Taylor Swift and many in the music industry are officially taking their bad blood with YouTube to Congress. Swift, along with 160 artists and labels, including U2, Paul McCartney, and the Big Three (Universal, Sony, and Warner), has joined a growing petition urging Washington to make serious updates to the Digital Millennium Copyright Act (DMCA). The original act, signed into law by Bill Clinton in 1998, was meant to protect artists' copyright law in light of new technology. But that was long before YouTube upended the music industry, now rendering the law useless and in need of a dramatic overhaul, argues the petition (first filed in April). "[DMCA] has allowed major tech companies to grow and generate huge profits by creating ease of use for consumers to carry almost every recorded song in history in their pocket via a smartphone, while songwriters’ and artists’ earnings continue to diminish," the petition reads. And it specifically takes aim at YouTube, which the petition's organizer, music manager Irving Azoff, says "threaten[s] the continued viability of songwriters and recording artists to survive." The petition demands YouTube properly compensate artists and allow artists and labels more control over how and when their music can be used on YouTube.

The music industry's beef with YouTube is as old as the video service itself, but the war has largely been reignited this year now that most major labels are under new licensing negotiations with YouTube. (Universal's contract, for example, has already expired.) As such, some of the industry's more outspoken names have conveniently been blasting YouTube.
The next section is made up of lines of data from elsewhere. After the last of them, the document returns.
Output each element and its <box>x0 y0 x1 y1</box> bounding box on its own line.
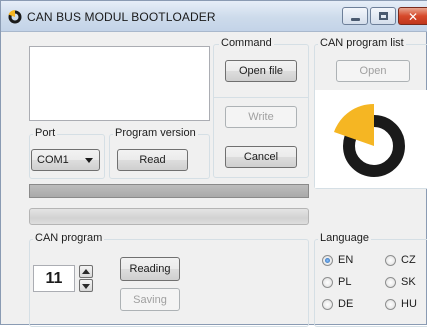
log-textarea[interactable] <box>29 46 210 121</box>
decrement-button[interactable] <box>79 279 93 292</box>
radio-button[interactable] <box>385 298 396 310</box>
radio-button[interactable] <box>385 254 396 266</box>
radio-button[interactable] <box>385 276 396 288</box>
cancel-button[interactable]: Cancel <box>225 146 297 168</box>
open-file-button[interactable]: Open file <box>225 60 297 82</box>
close-icon: ✕ <box>408 10 419 24</box>
can-program-number-input[interactable]: 11 <box>33 265 75 292</box>
can-program-label: CAN program <box>33 232 105 244</box>
radio-button[interactable] <box>322 254 333 266</box>
open-button[interactable]: Open <box>336 60 410 82</box>
language-option-en[interactable]: EN <box>322 254 353 266</box>
minimize-icon <box>351 18 360 21</box>
title-bar[interactable]: CAN BUS MODUL BOOTLOADER ✕ <box>1 1 427 32</box>
app-logo-icon <box>8 10 22 24</box>
language-label: Language <box>318 232 371 244</box>
port-select[interactable]: COM1 <box>31 149 100 171</box>
command-divider <box>213 97 309 98</box>
language-option-hu[interactable]: HU <box>385 298 417 310</box>
language-option-label: DE <box>338 298 354 310</box>
language-option-label: HU <box>401 298 417 310</box>
program-version-group-label: Program version <box>113 127 198 139</box>
write-button[interactable]: Write <box>225 106 297 128</box>
app-window: CAN BUS MODUL BOOTLOADER ✕ Command Open … <box>0 0 427 327</box>
language-option-cz[interactable]: CZ <box>385 254 416 266</box>
bootloader-logo-icon <box>334 103 405 177</box>
radio-button[interactable] <box>322 298 333 310</box>
language-option-pl[interactable]: PL <box>322 276 351 288</box>
language-option-label: EN <box>338 254 354 266</box>
close-button[interactable]: ✕ <box>398 7 427 25</box>
language-option-sk[interactable]: SK <box>385 276 416 288</box>
read-button[interactable]: Read <box>117 149 188 171</box>
port-group-label: Port <box>33 127 58 139</box>
increment-button[interactable] <box>79 265 93 278</box>
language-option-label: CZ <box>401 254 416 266</box>
language-option-label: SK <box>401 276 416 288</box>
saving-button[interactable]: Saving <box>120 288 180 311</box>
progress-bar-2 <box>29 208 309 225</box>
language-option-de[interactable]: DE <box>322 298 353 310</box>
reading-button[interactable]: Reading <box>120 257 180 281</box>
arrow-up-icon <box>82 269 90 274</box>
window-title: CAN BUS MODUL BOOTLOADER <box>27 10 216 24</box>
progress-bar-1 <box>29 184 309 198</box>
language-option-label: PL <box>338 276 352 288</box>
arrow-down-icon <box>82 284 90 289</box>
maximize-icon <box>379 12 388 20</box>
maximize-button[interactable] <box>370 7 396 25</box>
can-program-list-label: CAN program list <box>318 37 406 49</box>
command-group-label: Command <box>219 37 274 49</box>
port-select-value: COM1 <box>37 154 69 166</box>
radio-button[interactable] <box>322 276 333 288</box>
chevron-down-icon <box>85 158 93 163</box>
minimize-button[interactable] <box>342 7 368 25</box>
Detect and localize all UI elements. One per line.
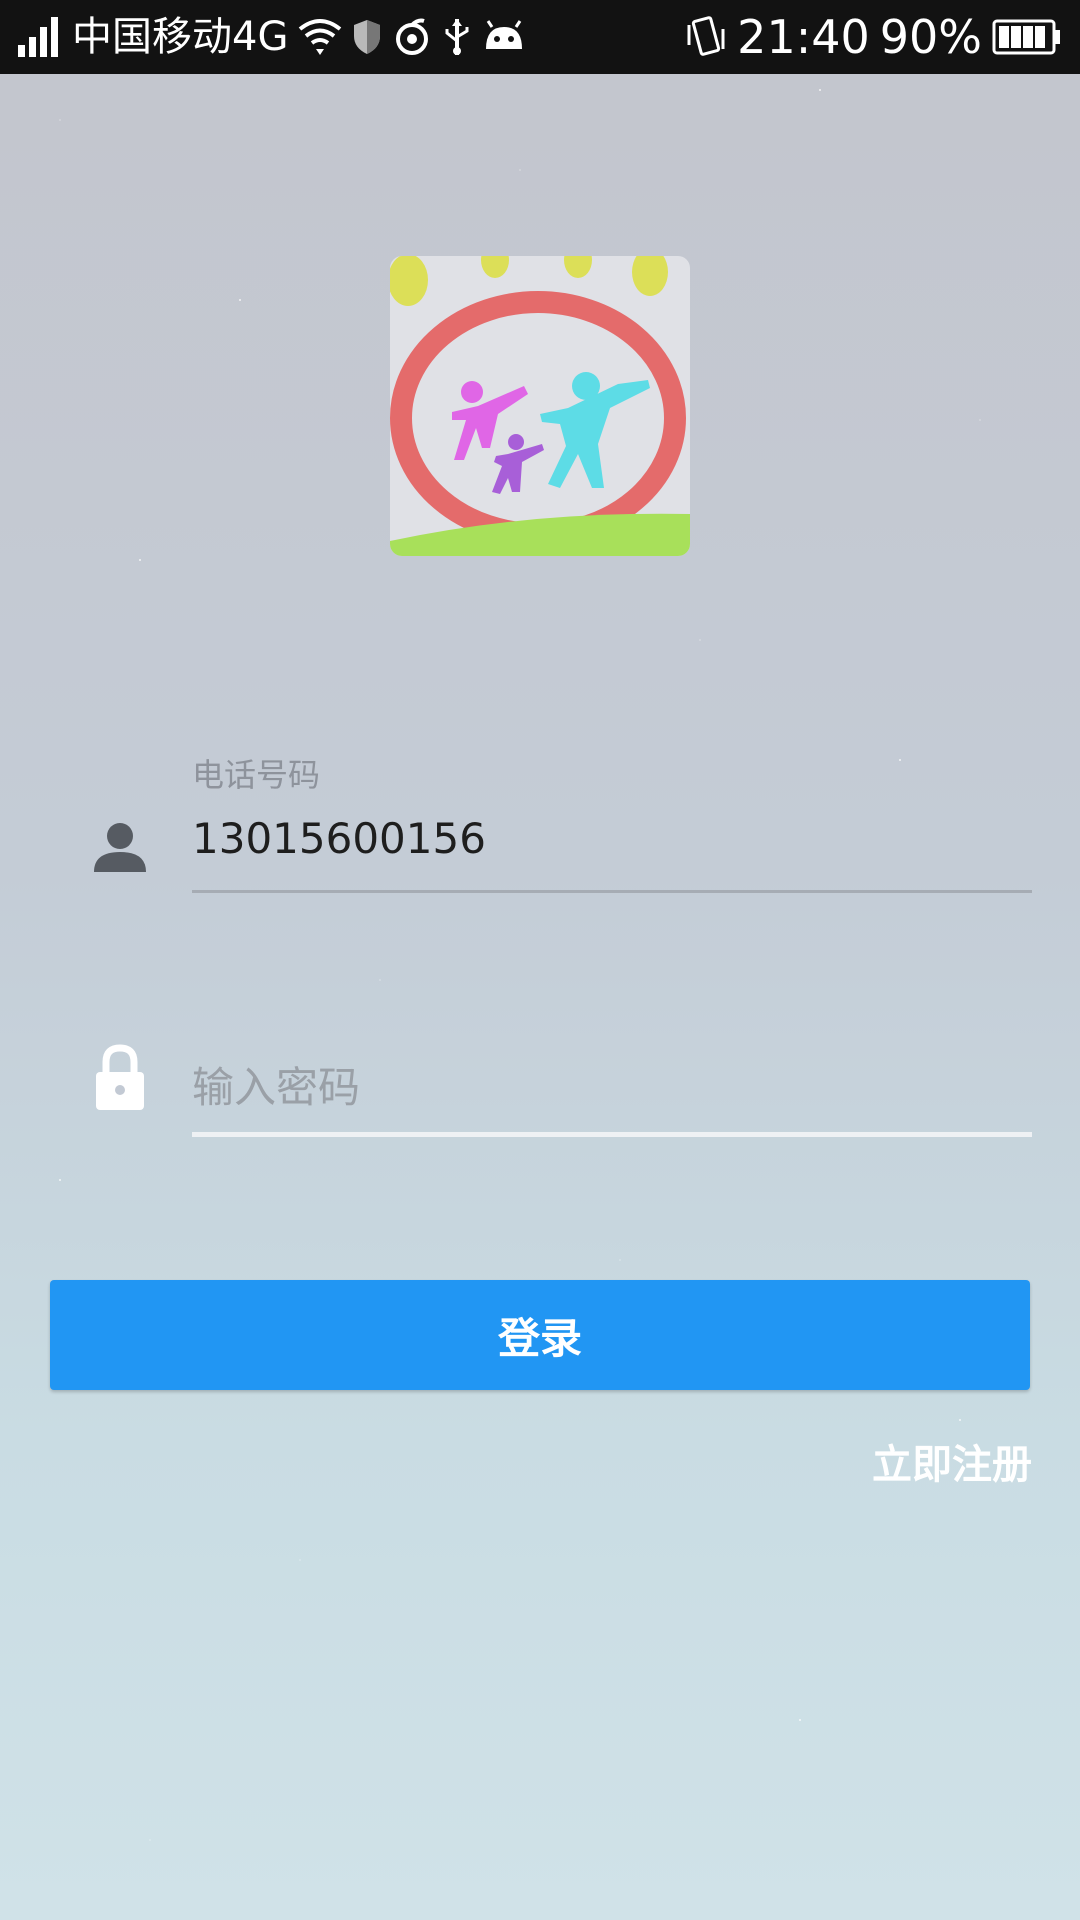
lock-icon — [92, 1044, 148, 1110]
phone-input[interactable]: 13015600156 — [192, 814, 486, 863]
usb-icon — [442, 17, 472, 57]
phone-underline — [192, 890, 1032, 893]
wifi-icon — [298, 17, 342, 57]
password-underline — [192, 1132, 1032, 1137]
carrier-label: 中国移动4G — [72, 14, 289, 60]
register-link[interactable]: 立即注册 — [872, 1432, 1032, 1490]
shield-icon — [352, 18, 382, 56]
status-left: 中国移动4G — [18, 17, 526, 57]
app-logo — [390, 256, 690, 556]
netease-icon — [392, 17, 432, 57]
phone-label: 电话号码 — [192, 756, 321, 794]
password-input[interactable]: 输入密码 — [192, 1054, 360, 1115]
vibrate-icon — [685, 15, 727, 59]
status-bar: 中国移动4G 21:40 90% — [0, 0, 1080, 74]
android-icon — [482, 19, 526, 55]
signal-icon — [18, 17, 62, 57]
status-right: 21:40 90% — [685, 14, 1062, 60]
login-button[interactable]: 登录 — [50, 1280, 1030, 1390]
person-icon — [92, 820, 148, 876]
clock: 21:40 — [737, 10, 870, 64]
battery-icon — [992, 17, 1062, 57]
battery-percentage: 90% — [879, 10, 982, 64]
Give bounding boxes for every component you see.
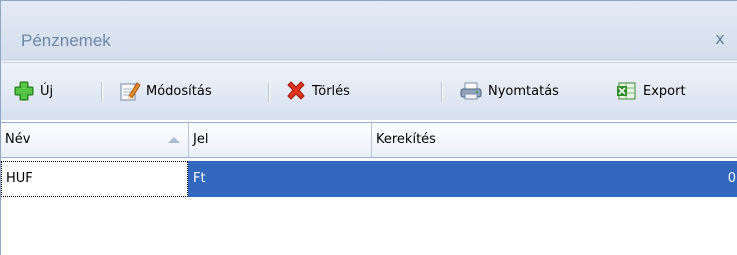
currencies-window: Pénznemek x Új Módosítás Törlés Nyomtatá… [0, 0, 737, 255]
column-header-label: Név [5, 132, 31, 147]
delete-button-label: Törlés [312, 83, 350, 99]
table-row[interactable]: HUF Ft 0 [1, 161, 737, 197]
export-button[interactable]: Export [616, 80, 686, 102]
new-button-label: Új [40, 83, 54, 99]
grid-header: Név Jel Kerekítés [1, 122, 737, 158]
close-button[interactable]: x [710, 29, 730, 49]
edit-button-label: Módosítás [146, 83, 212, 99]
toolbar-separator [441, 82, 443, 102]
window-titlebar: Pénznemek x [1, 1, 737, 61]
edit-document-icon [120, 82, 141, 101]
print-button[interactable]: Nyomtatás [459, 80, 559, 102]
cell-kerekites[interactable]: 0 [372, 161, 736, 197]
export-button-label: Export [643, 83, 686, 99]
plus-icon [14, 81, 34, 101]
new-button[interactable]: Új [13, 80, 53, 102]
toolbar-separator [268, 82, 270, 102]
edit-button[interactable]: Módosítás [119, 80, 212, 102]
column-header-kerekites[interactable]: Kerekítés [372, 123, 737, 157]
print-button-label: Nyomtatás [488, 83, 559, 99]
column-header-label: Jel [193, 132, 209, 147]
toolbar: Új Módosítás Törlés Nyomtatás Export [1, 62, 737, 120]
column-header-label: Kerekítés [376, 132, 436, 147]
toolbar-separator [101, 82, 103, 102]
excel-icon [617, 82, 636, 100]
delete-x-icon [287, 81, 305, 100]
column-header-nev[interactable]: Név [1, 123, 189, 157]
printer-icon [460, 82, 482, 100]
cell-nev[interactable]: HUF [1, 161, 188, 197]
window-title: Pénznemek [21, 31, 111, 50]
cell-jel[interactable]: Ft [189, 161, 372, 197]
sort-ascending-icon [168, 137, 180, 143]
delete-button[interactable]: Törlés [285, 80, 350, 102]
column-header-jel[interactable]: Jel [189, 123, 372, 157]
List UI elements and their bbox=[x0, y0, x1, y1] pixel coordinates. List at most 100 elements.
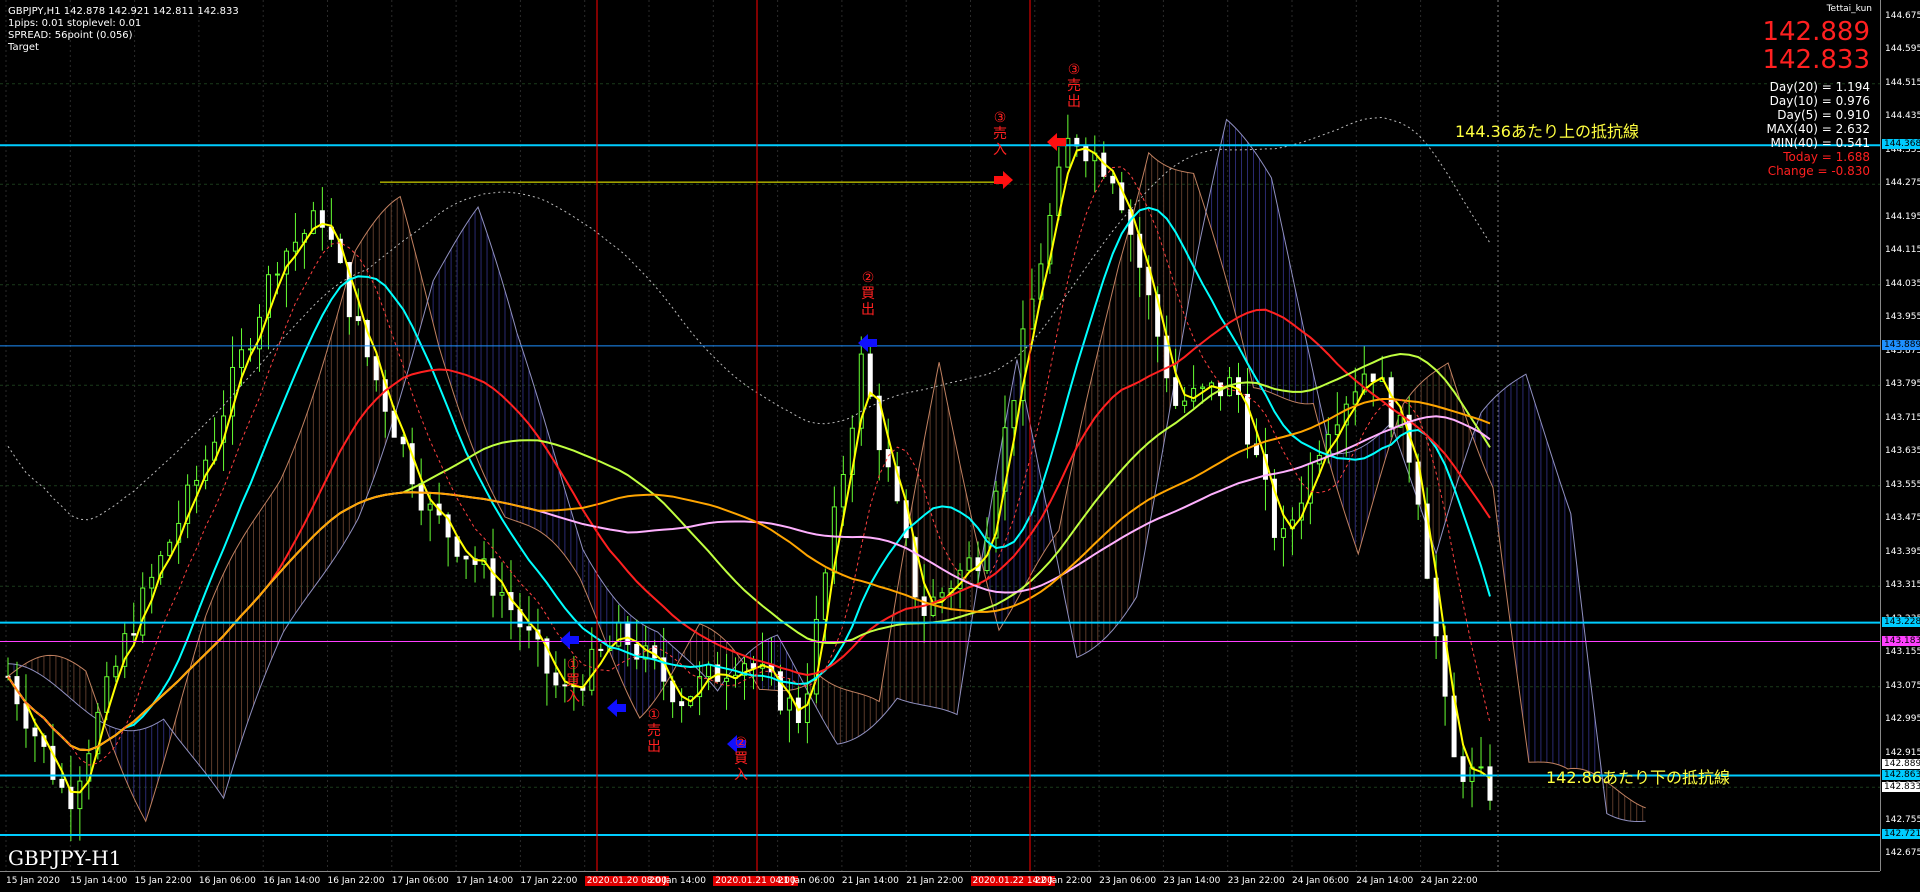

Trent Reznor, who works for Apple Music, recently called YouTube "very disingenuous," arguing that it's "built on the backs of free, stolen content and that’s how they got that big. I think any free-tiered service is not fair." The Black Keys' Patrick Carney then tweeted, "Give me five minutes on YouTube and I probably can find 250 songs that are available which the artist isn't getting paid for. At least." By his math, "a song should cost as much as an avocado." (Probably not organic, though.)

But Azoff swears the petition goes beyond changing the law; it's also a warning shot to major labels to protect and care about their artists. "If you [are] one of the big labels, and you continue to do business with YouTube the way you currently have, that’s a bad sign for all the people that signed that letter," he says. "This isn’t a fee dispute. It’s far deeper. That’s why it’s really dangerous for anybody to hide behind the DMCA if they need a relationship with anybody in the music business." Well, whaddya know, a cause that has even Taylor Swift and Katy Perry fighting on the same side.